Okay, here goes…
These are some of the things that help me when I make small quilts. Use what makes sense to you and ignore the rest. I am not an expert and I haven’t invented anything new here, just passing along a little information.
1) Buy the best
Use 100%, quilt shop quality fabric. It might seem like the cost is higher but in the long run it’s worth it. You are putting hours of work into your quilt, you don’t want the colors to run if it gets wet or fade because the fabric is poor quality; in addition piecing is easier and more consistent with high quality fabric. If you don’t have a stash you can purchase fat quarter or fat eighth bundles and you will have plenty to work with in no time.
There are differing opinions on this but I prefer to prewash everything except pre-cuts (charm packs, jelly rolls and layer cakes). A very nice vendor at a quilt show shared this: agitate your fabric gently in the sink to prevent strings and raveling then dry with low heat. I like to press all my fabric right away and use Magic Sizing to return body. The sizing also makes the fabric easier to handle while piecing.
3) Oversize then trim
There are many methods for making standard block elements like half square triangles and flying geese units. For half square triangles my favorite is to make them slightly oversize then trim to the desired size with a ruler designed for this purpose (Bias Square ruler from ‘That Patchwork Place’ is one). I do the same with flying geese units and square-in-square blocks, make them oversize then trim down. Though it involves extra steps, I find it easier to get accurate finished blocks this way so it saves time and frustration in the end.
4) Step back
Find or create a design area. This could be a 3′ x 4′ foam board covered with batting or felt, a wall in your sewing room or even the floor. The idea is to lay out your pieces then step back or walk away. I will often lay a quilt out on my studio floor then leave it for a day or two and see if any blocks jump out as I’m working or walking past. If they do – into the scrap box with the offender.
5) Small stitches
Use a small stitch stitches when piecing small quilts and blocks. My machine stitch selection runs from 1 to 4, when piecing I set it to 2, when sewing on binding or working on larger blocks I set it to 2.5. If your machine has a speed setting, set it to slow or slower. This helps prevent smaller pieces from being ‘eaten’ by the feed dogs.
6) Press for success
Press don’t iron your piecing and blocks. In other words put the iron straight down on your work not in a side to side or back and forth motion as this can stretch blocks out of shape. I like to use steam for a couple of reasons; 1) if a piece of fabric is going to shrink, I want that to happen before I’ve pieced my block and 2) most seams lie flatter with steam. Usually seam allowances are pressed to one side (the darker fabric) but there are times when pressing them open works best to reduce bulk. Most well written books and patterns will let you know which way to press to get the best result. A small travel iron set up near your sewing machine is a convenient way to press as you go.

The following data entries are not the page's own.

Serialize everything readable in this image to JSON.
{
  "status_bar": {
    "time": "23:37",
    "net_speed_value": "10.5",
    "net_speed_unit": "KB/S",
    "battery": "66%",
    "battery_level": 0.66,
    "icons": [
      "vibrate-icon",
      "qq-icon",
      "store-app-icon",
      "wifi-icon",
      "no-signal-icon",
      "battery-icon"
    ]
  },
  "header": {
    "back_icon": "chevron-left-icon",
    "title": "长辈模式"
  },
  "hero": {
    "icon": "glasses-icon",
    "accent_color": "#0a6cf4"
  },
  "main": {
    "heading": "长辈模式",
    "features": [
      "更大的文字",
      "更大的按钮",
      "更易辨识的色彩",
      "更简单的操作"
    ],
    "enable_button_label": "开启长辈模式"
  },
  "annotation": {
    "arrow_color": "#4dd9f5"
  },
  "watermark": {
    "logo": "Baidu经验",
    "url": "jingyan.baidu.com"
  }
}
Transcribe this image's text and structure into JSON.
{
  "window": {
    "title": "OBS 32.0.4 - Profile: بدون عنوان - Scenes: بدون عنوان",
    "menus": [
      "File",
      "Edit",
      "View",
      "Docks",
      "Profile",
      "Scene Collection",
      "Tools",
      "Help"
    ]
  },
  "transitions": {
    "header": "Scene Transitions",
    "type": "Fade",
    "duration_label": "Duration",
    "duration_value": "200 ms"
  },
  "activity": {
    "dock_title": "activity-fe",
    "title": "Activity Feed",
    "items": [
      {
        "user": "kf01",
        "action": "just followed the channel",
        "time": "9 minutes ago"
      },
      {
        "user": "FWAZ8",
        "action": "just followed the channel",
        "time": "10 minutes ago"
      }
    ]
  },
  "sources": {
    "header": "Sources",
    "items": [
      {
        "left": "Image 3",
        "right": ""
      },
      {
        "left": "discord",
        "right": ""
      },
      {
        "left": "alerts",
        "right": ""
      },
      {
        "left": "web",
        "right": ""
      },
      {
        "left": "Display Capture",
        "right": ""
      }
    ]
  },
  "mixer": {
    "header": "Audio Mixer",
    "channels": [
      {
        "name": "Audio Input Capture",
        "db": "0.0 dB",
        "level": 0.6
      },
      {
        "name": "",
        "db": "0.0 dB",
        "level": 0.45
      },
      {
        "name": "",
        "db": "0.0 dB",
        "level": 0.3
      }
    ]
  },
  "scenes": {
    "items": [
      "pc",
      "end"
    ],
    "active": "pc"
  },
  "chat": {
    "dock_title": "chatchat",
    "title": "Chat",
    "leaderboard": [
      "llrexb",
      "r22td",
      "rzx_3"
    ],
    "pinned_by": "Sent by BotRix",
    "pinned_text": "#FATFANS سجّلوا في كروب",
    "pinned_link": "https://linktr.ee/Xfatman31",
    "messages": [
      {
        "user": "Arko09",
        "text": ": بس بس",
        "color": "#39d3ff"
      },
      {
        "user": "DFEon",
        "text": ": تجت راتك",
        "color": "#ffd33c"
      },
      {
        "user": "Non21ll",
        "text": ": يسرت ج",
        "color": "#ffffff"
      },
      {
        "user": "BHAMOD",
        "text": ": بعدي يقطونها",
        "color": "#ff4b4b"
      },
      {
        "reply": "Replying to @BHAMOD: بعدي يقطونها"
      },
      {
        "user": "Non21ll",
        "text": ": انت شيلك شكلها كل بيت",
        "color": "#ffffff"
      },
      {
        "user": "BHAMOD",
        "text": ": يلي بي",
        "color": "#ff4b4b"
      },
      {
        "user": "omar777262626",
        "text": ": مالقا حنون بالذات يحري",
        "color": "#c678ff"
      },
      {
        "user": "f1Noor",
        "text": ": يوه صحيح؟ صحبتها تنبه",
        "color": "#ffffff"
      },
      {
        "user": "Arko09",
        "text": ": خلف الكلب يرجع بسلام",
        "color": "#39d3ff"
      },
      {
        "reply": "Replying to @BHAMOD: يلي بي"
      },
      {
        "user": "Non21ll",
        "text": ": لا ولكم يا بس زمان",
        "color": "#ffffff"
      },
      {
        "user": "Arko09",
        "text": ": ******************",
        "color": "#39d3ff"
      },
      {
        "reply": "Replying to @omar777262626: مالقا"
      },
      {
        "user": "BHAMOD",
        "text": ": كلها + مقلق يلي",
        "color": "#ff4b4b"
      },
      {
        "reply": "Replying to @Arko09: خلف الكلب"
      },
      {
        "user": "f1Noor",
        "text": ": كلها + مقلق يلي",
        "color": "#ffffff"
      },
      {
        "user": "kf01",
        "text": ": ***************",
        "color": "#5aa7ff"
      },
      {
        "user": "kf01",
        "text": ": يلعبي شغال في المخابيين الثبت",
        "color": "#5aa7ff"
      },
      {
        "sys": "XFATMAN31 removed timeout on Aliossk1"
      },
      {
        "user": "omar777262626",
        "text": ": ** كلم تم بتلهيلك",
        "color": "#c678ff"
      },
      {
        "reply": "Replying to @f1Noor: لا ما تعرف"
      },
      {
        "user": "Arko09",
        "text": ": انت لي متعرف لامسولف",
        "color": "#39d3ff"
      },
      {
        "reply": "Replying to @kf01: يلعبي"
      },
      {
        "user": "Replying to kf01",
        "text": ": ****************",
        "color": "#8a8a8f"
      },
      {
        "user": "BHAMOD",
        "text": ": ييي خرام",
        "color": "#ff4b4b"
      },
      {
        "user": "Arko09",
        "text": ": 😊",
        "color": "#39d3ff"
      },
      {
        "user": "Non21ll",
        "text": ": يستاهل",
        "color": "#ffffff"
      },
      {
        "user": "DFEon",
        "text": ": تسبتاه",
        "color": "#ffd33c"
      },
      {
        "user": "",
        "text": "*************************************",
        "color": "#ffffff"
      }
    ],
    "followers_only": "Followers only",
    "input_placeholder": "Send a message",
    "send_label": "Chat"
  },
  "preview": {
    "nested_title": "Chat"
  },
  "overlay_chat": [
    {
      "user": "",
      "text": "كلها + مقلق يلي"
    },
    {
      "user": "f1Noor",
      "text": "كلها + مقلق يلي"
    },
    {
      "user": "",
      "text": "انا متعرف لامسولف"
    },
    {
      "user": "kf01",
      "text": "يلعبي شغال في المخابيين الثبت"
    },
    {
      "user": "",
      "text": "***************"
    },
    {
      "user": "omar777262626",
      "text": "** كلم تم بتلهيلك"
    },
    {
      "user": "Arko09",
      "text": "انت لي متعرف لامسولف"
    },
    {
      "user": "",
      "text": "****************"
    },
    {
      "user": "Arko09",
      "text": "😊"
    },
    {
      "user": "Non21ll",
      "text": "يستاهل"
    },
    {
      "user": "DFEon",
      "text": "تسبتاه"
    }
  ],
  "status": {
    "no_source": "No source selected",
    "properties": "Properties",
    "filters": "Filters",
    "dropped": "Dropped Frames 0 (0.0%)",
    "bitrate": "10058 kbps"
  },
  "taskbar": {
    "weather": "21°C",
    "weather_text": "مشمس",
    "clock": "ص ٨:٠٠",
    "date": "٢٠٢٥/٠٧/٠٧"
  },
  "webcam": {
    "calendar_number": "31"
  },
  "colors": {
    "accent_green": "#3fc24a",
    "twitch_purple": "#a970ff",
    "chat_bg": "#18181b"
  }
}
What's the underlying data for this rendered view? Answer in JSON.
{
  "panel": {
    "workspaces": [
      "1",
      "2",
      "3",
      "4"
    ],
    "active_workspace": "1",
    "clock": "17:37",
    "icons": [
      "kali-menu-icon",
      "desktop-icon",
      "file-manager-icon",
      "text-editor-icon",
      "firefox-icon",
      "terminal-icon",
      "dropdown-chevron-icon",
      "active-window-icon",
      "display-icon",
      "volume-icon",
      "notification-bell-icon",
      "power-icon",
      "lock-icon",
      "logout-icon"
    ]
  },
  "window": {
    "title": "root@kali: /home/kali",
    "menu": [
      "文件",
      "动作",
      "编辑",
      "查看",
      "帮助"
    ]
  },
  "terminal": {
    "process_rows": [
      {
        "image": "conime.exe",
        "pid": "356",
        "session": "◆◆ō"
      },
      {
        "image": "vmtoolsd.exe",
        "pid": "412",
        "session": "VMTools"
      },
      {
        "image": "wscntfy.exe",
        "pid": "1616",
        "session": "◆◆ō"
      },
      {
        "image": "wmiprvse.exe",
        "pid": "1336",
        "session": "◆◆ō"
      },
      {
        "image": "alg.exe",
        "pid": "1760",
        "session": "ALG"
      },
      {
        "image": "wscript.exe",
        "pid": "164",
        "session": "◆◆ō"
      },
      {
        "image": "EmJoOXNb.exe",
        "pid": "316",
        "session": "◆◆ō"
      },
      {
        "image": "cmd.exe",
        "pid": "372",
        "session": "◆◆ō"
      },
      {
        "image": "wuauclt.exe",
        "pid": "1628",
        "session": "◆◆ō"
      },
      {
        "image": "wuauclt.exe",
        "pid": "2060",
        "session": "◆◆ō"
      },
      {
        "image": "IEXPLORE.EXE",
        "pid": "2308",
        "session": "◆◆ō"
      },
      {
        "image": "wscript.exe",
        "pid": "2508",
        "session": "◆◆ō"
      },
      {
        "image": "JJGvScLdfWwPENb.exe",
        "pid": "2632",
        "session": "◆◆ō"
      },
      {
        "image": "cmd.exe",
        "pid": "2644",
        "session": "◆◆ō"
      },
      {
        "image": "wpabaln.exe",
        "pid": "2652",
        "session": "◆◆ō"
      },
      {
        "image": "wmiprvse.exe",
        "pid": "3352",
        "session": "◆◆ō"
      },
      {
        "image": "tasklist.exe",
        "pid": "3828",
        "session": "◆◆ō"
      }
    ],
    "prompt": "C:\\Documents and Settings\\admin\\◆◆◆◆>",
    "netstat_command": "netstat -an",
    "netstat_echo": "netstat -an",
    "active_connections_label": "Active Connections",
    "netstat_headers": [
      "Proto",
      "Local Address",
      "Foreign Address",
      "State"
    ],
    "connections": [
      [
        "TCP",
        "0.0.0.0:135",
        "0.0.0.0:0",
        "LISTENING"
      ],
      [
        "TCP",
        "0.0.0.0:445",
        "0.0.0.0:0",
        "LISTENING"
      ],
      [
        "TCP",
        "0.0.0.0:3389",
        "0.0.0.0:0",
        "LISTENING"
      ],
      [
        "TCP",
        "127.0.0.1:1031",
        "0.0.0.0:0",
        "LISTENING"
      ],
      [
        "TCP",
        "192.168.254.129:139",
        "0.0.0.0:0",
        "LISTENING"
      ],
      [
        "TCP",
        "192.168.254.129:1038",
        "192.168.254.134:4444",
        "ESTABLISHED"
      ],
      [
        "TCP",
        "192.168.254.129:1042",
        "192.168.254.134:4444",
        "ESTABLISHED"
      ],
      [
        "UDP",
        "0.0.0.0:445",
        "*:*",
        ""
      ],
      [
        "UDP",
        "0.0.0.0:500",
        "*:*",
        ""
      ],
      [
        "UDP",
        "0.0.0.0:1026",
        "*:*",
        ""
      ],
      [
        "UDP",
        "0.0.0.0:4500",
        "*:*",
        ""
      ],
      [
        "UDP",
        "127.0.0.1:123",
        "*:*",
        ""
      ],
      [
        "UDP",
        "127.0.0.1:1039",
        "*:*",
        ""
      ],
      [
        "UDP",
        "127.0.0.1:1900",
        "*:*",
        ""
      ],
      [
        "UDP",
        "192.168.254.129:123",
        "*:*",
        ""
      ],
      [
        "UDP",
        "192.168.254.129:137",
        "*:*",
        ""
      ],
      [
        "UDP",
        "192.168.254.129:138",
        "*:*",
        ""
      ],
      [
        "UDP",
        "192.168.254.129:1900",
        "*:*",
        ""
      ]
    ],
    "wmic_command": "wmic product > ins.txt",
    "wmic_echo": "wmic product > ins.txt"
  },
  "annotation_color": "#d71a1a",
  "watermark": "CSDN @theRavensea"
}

With color, shapes, designs, borders, all of it. The pieces and blocks in a small quilt are, well, small. So you can cut a couple of 2″ squares, lay them in the design and if they don’t work, no harm done, pull them out and put them in your scrap box for another quilt. I have found that adding an ‘ugly’ fabric or two can make a quilt more appealing. The same holds true when adding bright colors like yellow or double pink to a quilt with mostly dark traditional fabrics, just a little spices things up and really adds interest. Brown and tan often work well as a setting or border to calm a busy quilt down.
8) Save the scraps
I used to toss (or donate) anything that wasn’t at least an eighth of a yard. When I started making small quilts, scraps went into a plastic box. Well that got out of control so I sorted them into 2 boxes, one for lights and one for darks. When that got out of hand because of all the different shapes and sizes I sorted them further by size into 4 boxes – so small (4″ or less) darks and lights and larger darks and lights. Sounds crazy but it’s so much easier, for me at least, to pull the appropriate box when I’m putting something together and not have to dig through a pile. So save your scraps, you never know when you might need just a little piece of something to brighten up a block and it’s a way to use every bit of that special piece of fabric that you really love.
9) Cotton batting
Cotton batting such as ‘Warm and Natural’ is perfect for small quilts. The quilt top and backing stick to cotton a little better than polyester when you’re pinning or basting. It is thin enough to hand quilt through easily and shrinks nicely if you want to wash your quilt for a vintage look.
10) Narrow binding
Most of the time I use narrow, single fold binding. I found double fold binding felt too heavy and looked awkward on my small quilts. I cut strips 1 3/8″ wide, a little odd I know, but 1 1/4″ doesn’t seem to leave enough for me to turn under and 1 1/2″ seems to be to much. Experiment a bit and find what works best for you. I use my hand quilting needle to stitch the binding to the back of the quilt – again a little odd I guess but I’m so used to working with that size needle I can get a nice small, hidden stitch with it.